Ce travail en version bêta supprime également beaucoup de stress que vous trouvez souvent dans les projets qui doivent être « finis » à l’achèvement. En tant que designer, vous arrêtez votre processus parce que l’argent ou le temps a disparu, jamais parce que c’est fini. Or il n’y a pas de fin.
Et il y a un lien agréable avec la durabilité et l’innovation sociale. Les défis à relever ne sont pas nécessairement toujours urgents, mais ils sont toujours pertinents. Il n’y a pas de moment où l’égalité sociale sera « résolue », même si nous aimerions qu’elle le soit.
De nombreuses personnes travaillant dans le domaine de la durabilité ont peur de se lancer, simplement parce que leurs idées, leurs conceptions et leurs actions présentent encore des lacunes. Au niveau micro, le plus grand frein à l’innovation durable et sociale est rarement le cadre général (bien que nous aimions le soulever), mais nos collègues, amis et connaissances qui travaillent également sur la durabilité.
Ils seront les premiers à nous signaler à juste titre (et souvent publiquement) tout ce que nous n’avons pas encore fait ou ce que nous avons oublié. Nous sous-estimons souvent à quel point il est difficile d’être reconnu à juste titre par votre propre réseau parce que vous essayiez de traduire le cadre théorique en pratique.

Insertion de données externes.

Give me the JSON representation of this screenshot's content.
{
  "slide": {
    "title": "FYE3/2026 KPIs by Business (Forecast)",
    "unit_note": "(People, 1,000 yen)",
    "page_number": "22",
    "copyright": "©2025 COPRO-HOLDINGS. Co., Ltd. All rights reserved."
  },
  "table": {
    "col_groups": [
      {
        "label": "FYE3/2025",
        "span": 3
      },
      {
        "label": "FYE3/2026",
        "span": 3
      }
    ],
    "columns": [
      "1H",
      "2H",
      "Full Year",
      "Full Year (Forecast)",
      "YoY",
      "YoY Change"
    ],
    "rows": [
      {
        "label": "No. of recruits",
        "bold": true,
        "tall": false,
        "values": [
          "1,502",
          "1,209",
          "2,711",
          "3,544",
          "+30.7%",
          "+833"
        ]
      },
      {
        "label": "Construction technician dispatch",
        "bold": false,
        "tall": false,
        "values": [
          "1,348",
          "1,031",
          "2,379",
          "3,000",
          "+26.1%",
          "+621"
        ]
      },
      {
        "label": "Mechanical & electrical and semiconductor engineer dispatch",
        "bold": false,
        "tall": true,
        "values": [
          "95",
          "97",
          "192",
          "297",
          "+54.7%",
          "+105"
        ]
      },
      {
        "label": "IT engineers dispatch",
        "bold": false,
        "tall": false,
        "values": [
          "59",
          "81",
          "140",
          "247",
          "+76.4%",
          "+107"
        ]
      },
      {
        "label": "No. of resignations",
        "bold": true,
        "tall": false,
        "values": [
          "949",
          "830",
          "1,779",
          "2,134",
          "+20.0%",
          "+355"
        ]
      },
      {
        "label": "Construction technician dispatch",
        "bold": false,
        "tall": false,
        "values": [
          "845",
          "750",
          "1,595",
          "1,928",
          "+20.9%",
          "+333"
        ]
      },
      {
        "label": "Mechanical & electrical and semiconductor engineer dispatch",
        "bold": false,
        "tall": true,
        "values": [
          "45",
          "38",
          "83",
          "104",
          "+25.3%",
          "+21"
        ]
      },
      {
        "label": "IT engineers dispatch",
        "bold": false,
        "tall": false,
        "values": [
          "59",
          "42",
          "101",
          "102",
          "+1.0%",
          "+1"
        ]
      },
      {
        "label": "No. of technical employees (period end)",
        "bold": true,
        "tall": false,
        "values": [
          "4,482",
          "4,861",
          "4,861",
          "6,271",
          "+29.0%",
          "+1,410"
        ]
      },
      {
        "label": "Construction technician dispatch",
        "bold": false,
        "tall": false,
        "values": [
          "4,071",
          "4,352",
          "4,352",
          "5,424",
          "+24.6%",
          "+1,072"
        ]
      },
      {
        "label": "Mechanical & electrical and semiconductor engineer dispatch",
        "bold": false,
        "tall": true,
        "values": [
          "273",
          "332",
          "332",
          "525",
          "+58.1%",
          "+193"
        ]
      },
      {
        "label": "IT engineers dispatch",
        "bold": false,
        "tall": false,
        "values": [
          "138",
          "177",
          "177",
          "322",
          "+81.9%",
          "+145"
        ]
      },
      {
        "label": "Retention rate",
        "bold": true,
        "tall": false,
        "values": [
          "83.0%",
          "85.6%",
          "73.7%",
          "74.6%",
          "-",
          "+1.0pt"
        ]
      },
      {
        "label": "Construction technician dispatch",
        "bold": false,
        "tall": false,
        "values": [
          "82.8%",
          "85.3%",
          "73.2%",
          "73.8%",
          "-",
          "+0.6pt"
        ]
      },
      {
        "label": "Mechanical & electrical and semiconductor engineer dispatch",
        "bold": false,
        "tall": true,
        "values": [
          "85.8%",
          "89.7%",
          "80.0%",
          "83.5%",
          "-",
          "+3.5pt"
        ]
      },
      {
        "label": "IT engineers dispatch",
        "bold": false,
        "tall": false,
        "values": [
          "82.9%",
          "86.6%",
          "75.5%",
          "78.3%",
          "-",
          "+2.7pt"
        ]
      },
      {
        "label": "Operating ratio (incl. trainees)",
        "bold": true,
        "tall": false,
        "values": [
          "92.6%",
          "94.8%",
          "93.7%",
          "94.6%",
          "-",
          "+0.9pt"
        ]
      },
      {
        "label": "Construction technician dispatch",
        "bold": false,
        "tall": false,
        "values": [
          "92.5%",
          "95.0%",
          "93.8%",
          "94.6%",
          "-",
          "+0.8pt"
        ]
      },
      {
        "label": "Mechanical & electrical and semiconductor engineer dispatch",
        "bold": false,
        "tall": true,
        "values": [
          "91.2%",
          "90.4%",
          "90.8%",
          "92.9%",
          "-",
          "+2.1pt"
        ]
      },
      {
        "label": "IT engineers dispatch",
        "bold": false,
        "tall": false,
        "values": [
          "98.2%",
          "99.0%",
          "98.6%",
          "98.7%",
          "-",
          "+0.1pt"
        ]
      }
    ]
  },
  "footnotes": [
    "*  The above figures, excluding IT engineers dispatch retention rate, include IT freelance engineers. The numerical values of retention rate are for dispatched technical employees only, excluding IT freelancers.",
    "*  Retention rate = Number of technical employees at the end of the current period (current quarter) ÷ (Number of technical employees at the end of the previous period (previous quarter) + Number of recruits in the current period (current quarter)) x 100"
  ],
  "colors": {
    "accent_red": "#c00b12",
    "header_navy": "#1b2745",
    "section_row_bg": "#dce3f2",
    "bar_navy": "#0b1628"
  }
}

Ne voyez pas ces opinions comme une attaque personnelle, mais comme la rétroaction sur le design – qui était en version bêta de toute façon – peut aider à le rendre plus facile à placer en premier, mais d’autre part aussi pour améliorer votre conception.
Et maintenant?
Lorsque Kate Raworth était récemment invitée à Gand, elle a terminé sa conférence (il faut le dire, très enthousiaste) avec la citation suivante :
« Être optimiste vous rend paresseux et vous permet de vous reposer à l’aise parce que quelqu’un d’autre va le réparer pour vous, tandis qu’être pessimiste vous paralyse et vous ne mettez rien en place pour être militant.»
Je suis un grand fan de l’activisme. De regarder le monde d’un œil critique et de tenir les autres pour responsables. Mais même les militants ont parfois du mal à faire la différence entre la prise de conscience et l’action. À mon avis, l’avenir du militantisme réside de plus en plus dans l’apport de solutions. Dans l’esprit d’entreprise.
Ne vous méprenez pas, le statut de l’entrepreneur indépendant ne m’intéresse pas ou peu. Pour moi, l’essence de l’entrepreneuriat consiste à faire des affaires. Pour faire des choses, il s’agit de traduire un problème en une solution et d’atteindre le plus grand nombre de personnes possible avec cette solution, qui sur l’échelle du design, peut être mesurée, pas nécessairement en taille, mais en impact.
Mes héros dans le monde de la durabilité sociale et environnementale sont les personnes qui osent sortir du cadre théorique pour rechercher de manière pragmatique des opportunités et les offrir aux autres. Les personnes qui savent que ce qu’elles font n’est pas suffisant, que la solution a encore des défauts, que tout peut toujours être mieux, mais qui le font quand même.
The hardest part is still showing up.